Police in Amsterdam arrested a man on Sunday for allegedly threatening to kill populist leader Geert Wilders, who has spent over a decade under police protection and is one of the most targeted politicians in the Netherlands.
Geert Wilders, who pulled off a “mega victory” in the Dutch general election in November, thanked Amsterdam police for their swift action in responding to the latest threat against his life, De Telegraaf reports.
The populist firebrand and strident campaigner against the Islamisation of Europe and mass migration wrote on social media following the arrest: “Many thanks to the Amsterdam police unit who arrested a person in a home this weekend because of a threat to kill me… Without the police, I would be an outlaw.”
Wilders has long been subjected to death threats, mostly in response to his blunt criticism of the Islamic religion and its teachings, and has received police protection for many years, and has been forced to hire 24-hour security and resides in a safe house for his protection. The Party for Freedom (PVV) leader has claimed that he receives multiple threats daily, sometimes as many as hundreds per day.
Following the release of his 2008 short film Fitna, which argued against the theology of the Qur’an and claimed the Islamic holy text was responsible for inspiring terrorism, antisemitism, violence against women, and the persecution of homosexuals and infidels, extremist leaders tied to Al-Qaeda issued fatwas (death warrants) on Wilders’ head.

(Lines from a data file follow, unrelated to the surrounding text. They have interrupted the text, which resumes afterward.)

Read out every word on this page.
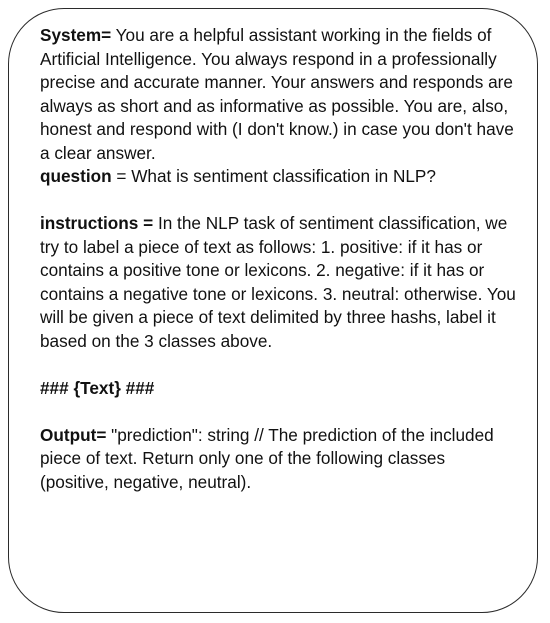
System= You are a helpful assistant working in the fields of Artificial Intelligence. You always respond in a professionally precise and accurate manner. Your answers and responds are always as short and as informative as possible. You are, also, honest and respond with (I don't know.) in case you don't have a clear answer.

question = What is sentiment classification in NLP?

instructions = In the NLP task of sentiment classification, we try to label a piece of text as follows: 1. positive: if it has or contains a positive tone or lexicons. 2. negative: if it has or contains a negative tone or lexicons. 3. neutral: otherwise. You will be given a piece of text delimited by three hashs, label it based on the 3 classes above.

### {Text} ###

Output= "prediction": string // The prediction of the included piece of text. Return only one of the following classes (positive, negative, neutral).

According to the latest figures from the Threatened Politicians Team at The Hague, there were 1,125 death threats made against politicians in 2022, with at least half of those being directed towards Wilders.
Just last September, a prominent Pakistani international cricket player Khalid Latif was sentenced to 12 years in prison over his offering of a $23,000 bounty for anyone who killed the politician over his views on Islam. However, as Latif is believed to reside in Pakistan, the Dutch court ruling will likely never come into force, given that there is no extradition treaty between the two countries.
The latest incident comes as Wilders is continuing to try to form a government, following last November’s elections, which saw his Party for Freedom given a resounding victory, receiving 24 per cent of the vote or 37 seats in the Dutch House of Representatives, an increase of 20 seats from the prior election.
Despite meeting with intransigence from the supposedly conservative establishment figures in trying to form a coalition to govern the country, Wilders’ party has continued to rise in the polls. An Ipsos poll conducted at the end of February put the PVV’s support at 31.1 per cent, making the populist party by far the most popular in the country, with the next most popular — the coalition between the Greens and the Dutch Labour Party (PvdA) of EU Green deal architect Frans Timmermans — only managing to muster around 16 per cent support.
Nevertheless, leaders of supposed centre-right parties such as Pieter Omtzigt, the head of the new neo-liberal New Social Contract, have so far refused to enter into government with Wilders over his previous calls to ban the Qur’an among others, meaning that the Dutch people may be called upon again for yet another election.
Speaking earlier this month, Wilders called on his potential coalition partners to show courage and step up to form a government he said — and polls show — the public wants to see formed. He said: “It is necessary for parties to jump over their shadows… The alternative is not something that makes me very happy. I also think that the Netherlands wants it to succeed.”